Ce que l’on pourrait envisager comme un rappel au tracé préhistorique apparaît autrement dans le geste essentiel de la main d’herman de vries. A la surface des From earth, sur du papier, il saupoudre de la terre issue de divers endroits du monde et l’étale, du bout des doigts (majoritairement du pouce), en des mouvements droits et réguliers. Cet effleurement engage un comportement qui devrait résonner en chacun d’entre nous : caresser, prendre conscience et contempler le sol sur lequel nous marchons. L’artiste, par ce geste rituelique, sacralise ce qu’il touche et offre à voir. En extrayant la banalité supposée de ce que l’on a tendance à enfermer sous le béton, en le portant au mur, il lui redonne toute l’étendue de son importance. 

 

Bogey et de vries se rejoignent en un message s’étalant au-delà même de considération écologique.

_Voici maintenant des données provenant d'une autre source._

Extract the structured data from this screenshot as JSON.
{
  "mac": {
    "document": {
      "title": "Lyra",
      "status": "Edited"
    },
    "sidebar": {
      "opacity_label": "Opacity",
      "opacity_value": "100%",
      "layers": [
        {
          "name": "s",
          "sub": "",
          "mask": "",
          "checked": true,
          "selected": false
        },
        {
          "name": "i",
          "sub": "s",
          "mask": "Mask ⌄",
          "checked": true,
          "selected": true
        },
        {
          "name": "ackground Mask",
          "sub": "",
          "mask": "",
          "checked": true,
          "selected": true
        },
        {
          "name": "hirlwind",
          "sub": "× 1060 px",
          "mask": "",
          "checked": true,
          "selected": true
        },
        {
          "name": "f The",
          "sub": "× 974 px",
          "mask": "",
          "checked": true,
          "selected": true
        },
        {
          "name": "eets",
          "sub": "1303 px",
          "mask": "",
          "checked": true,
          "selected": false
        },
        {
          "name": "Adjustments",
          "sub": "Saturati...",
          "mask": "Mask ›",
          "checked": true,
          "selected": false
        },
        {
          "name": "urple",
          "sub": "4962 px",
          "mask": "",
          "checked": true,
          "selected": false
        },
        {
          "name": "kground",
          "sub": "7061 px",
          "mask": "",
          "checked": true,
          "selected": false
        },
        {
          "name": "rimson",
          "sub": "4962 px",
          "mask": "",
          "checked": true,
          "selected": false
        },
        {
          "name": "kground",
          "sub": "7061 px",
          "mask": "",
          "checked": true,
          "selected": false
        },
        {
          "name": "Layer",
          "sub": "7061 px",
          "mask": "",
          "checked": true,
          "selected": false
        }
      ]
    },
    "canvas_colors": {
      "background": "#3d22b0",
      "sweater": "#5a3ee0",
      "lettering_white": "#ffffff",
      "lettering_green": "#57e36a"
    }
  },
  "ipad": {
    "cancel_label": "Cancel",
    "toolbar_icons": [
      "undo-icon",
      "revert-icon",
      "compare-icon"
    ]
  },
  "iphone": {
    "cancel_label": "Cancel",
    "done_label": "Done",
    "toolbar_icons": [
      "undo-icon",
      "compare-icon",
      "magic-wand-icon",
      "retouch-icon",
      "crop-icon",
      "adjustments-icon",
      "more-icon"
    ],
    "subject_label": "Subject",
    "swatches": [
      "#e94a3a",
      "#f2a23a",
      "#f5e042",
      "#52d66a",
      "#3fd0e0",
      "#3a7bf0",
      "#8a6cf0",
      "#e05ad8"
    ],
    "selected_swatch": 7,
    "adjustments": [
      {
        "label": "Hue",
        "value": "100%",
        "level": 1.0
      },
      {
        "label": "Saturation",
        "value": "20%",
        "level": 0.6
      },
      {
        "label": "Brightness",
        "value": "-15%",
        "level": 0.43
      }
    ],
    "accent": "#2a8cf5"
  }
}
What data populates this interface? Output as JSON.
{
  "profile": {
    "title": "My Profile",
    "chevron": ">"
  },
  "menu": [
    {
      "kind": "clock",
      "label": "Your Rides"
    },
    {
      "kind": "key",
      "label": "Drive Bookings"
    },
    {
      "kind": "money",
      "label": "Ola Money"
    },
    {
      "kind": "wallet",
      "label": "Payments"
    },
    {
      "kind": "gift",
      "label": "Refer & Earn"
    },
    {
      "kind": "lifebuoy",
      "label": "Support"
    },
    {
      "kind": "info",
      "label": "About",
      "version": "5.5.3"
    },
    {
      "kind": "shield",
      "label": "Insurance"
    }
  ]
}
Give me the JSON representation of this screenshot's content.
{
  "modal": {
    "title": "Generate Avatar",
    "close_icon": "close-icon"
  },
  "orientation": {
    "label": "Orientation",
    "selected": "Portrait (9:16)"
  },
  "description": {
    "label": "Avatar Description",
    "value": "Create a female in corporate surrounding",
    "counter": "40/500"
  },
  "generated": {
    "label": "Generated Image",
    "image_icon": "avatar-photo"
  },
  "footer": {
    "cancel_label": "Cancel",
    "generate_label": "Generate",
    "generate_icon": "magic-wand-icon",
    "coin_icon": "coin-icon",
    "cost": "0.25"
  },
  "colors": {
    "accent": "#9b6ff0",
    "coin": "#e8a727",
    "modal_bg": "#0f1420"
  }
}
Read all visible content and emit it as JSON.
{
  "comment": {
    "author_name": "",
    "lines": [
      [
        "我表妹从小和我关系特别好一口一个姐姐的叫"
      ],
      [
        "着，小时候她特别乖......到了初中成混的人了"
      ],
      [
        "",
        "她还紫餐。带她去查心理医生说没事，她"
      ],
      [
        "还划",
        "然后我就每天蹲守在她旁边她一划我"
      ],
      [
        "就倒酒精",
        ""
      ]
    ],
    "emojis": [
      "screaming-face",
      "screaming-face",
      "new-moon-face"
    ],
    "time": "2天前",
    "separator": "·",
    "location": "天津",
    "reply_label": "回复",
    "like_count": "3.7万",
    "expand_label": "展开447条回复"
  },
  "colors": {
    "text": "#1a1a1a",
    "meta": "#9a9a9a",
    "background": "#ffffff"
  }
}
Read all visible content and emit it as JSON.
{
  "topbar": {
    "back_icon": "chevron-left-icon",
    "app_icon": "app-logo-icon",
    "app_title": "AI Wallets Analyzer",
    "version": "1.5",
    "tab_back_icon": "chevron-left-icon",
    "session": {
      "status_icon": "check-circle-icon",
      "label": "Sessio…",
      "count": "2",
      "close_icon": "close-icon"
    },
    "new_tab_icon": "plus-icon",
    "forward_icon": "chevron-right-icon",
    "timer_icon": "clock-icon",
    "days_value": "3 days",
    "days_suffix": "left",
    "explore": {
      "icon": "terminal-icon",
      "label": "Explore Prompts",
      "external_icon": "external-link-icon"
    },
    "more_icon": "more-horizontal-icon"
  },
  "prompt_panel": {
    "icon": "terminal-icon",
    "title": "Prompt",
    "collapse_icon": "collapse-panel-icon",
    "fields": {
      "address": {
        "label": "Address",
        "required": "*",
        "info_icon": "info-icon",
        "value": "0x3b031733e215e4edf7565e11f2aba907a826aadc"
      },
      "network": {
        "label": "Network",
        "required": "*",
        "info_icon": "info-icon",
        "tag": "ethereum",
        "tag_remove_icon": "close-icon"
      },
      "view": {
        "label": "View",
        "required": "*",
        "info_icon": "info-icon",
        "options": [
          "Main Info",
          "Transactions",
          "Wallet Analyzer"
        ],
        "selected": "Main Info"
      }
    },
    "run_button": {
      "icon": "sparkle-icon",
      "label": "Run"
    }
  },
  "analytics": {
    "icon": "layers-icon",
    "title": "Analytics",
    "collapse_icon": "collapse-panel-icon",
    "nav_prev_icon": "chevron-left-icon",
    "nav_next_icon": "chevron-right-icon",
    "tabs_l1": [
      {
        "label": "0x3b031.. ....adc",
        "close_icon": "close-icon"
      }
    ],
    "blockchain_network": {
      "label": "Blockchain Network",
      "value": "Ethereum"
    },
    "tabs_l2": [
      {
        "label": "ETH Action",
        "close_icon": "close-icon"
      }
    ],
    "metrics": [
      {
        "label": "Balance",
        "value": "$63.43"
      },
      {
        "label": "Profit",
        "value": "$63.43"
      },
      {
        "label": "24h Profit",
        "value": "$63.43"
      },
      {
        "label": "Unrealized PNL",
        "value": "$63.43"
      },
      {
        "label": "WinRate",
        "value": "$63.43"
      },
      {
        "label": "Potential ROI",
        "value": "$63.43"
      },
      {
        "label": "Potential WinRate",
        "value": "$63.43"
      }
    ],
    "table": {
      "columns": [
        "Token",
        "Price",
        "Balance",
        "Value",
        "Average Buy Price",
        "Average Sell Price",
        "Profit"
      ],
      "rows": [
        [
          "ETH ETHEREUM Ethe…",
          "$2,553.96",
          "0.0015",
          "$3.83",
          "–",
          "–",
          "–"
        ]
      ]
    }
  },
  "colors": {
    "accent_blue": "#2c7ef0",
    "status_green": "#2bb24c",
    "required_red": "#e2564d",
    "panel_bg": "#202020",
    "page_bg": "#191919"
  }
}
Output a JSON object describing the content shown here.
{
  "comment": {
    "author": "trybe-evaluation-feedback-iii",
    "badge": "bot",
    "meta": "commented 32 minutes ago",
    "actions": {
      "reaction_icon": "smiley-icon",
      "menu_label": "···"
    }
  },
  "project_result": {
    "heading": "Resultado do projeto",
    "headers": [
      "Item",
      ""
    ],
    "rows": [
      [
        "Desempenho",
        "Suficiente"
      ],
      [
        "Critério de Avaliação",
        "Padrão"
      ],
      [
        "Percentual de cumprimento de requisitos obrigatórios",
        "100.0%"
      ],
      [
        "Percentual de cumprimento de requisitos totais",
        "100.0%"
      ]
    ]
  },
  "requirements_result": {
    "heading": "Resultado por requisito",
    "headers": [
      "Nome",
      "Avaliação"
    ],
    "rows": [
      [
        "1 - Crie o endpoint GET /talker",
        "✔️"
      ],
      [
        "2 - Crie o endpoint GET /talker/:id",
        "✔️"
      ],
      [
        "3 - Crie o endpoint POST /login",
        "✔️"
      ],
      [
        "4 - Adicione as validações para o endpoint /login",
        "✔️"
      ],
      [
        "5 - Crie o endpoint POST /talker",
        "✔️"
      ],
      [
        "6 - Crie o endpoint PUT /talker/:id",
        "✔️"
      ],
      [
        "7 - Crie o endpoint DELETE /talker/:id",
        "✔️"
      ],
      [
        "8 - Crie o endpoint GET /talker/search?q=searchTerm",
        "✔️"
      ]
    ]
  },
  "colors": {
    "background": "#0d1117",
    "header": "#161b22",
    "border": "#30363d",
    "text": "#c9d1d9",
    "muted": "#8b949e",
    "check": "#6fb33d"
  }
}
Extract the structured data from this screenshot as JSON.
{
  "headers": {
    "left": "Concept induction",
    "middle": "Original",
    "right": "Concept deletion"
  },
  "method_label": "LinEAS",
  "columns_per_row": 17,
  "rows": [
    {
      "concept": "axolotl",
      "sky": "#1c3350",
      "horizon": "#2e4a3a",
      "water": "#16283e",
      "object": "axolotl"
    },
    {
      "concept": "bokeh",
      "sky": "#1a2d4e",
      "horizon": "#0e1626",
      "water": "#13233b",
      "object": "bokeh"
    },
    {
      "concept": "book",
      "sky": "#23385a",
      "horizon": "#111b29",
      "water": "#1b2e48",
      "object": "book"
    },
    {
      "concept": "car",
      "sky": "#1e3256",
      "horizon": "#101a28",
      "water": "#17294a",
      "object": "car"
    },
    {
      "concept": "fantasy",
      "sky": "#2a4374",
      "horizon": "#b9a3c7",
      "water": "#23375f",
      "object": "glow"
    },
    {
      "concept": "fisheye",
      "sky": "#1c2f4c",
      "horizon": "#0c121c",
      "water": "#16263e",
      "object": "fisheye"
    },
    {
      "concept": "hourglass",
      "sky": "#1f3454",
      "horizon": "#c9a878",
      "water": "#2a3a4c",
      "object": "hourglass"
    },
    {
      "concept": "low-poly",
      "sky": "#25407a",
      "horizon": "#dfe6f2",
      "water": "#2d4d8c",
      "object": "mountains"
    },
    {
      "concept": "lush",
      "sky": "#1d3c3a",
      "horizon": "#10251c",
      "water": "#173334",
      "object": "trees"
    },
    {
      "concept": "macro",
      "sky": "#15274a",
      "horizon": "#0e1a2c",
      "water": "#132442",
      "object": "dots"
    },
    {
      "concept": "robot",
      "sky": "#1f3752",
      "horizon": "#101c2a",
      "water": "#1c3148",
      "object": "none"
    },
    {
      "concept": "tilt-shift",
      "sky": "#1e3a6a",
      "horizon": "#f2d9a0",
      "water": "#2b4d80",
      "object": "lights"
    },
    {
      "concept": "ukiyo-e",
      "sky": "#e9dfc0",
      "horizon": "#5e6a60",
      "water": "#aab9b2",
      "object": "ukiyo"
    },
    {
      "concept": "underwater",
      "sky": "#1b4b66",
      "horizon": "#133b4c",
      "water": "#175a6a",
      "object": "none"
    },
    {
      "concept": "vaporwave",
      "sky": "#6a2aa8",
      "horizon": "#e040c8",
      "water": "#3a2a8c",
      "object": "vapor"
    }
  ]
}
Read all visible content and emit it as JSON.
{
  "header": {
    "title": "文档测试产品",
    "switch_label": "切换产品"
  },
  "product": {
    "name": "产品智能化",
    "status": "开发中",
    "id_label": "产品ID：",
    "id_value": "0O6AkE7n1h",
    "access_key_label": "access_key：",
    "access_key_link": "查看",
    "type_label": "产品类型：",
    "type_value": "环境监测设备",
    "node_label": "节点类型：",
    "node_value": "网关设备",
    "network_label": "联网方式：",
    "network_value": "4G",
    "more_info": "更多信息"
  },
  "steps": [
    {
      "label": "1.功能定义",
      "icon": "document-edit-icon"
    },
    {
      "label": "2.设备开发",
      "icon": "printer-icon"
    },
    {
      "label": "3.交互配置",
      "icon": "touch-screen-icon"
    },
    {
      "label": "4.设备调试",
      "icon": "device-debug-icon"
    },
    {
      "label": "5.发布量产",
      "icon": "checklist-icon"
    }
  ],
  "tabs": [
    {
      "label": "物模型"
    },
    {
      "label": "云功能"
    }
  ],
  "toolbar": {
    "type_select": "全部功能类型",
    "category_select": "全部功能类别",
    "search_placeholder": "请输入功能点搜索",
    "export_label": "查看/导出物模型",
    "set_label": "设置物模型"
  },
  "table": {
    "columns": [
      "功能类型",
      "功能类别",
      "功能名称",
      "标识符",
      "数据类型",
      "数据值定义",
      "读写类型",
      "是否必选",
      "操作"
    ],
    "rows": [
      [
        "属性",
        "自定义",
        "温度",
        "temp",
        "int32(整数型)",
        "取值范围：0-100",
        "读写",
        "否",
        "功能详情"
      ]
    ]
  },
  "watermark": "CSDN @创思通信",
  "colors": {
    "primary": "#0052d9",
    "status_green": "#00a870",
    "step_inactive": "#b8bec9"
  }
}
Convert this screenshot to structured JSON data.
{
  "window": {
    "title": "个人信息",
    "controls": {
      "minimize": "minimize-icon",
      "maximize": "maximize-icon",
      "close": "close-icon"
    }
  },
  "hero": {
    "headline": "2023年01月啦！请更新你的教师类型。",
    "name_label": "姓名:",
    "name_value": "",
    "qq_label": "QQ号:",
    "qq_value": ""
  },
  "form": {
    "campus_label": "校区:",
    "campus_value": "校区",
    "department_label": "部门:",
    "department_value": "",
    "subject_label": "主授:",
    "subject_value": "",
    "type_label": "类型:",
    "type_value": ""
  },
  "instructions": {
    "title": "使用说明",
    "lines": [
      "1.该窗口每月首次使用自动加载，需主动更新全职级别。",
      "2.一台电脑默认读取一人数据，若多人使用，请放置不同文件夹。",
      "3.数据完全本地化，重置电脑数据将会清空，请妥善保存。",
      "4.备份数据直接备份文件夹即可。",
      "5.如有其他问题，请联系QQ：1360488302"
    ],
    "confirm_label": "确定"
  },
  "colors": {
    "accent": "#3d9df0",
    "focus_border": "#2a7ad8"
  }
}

Ils forcent à s’arrêter sur ce qui, bien qu’immensément complexe, s’envisage encore insensément pour certains comme quelque chose à conquérir : le ciel et la terre. Par leurs touches respectives, chacun à une extrémité de l'athmosphère, l’un proche du post-impressionnisme, l’autre du minimalisme, Bogey et de vries rappellent qu’il est important de réactualiser le statut d’un artiste passeur du réel, pour pouvoir mieux s’y attarder.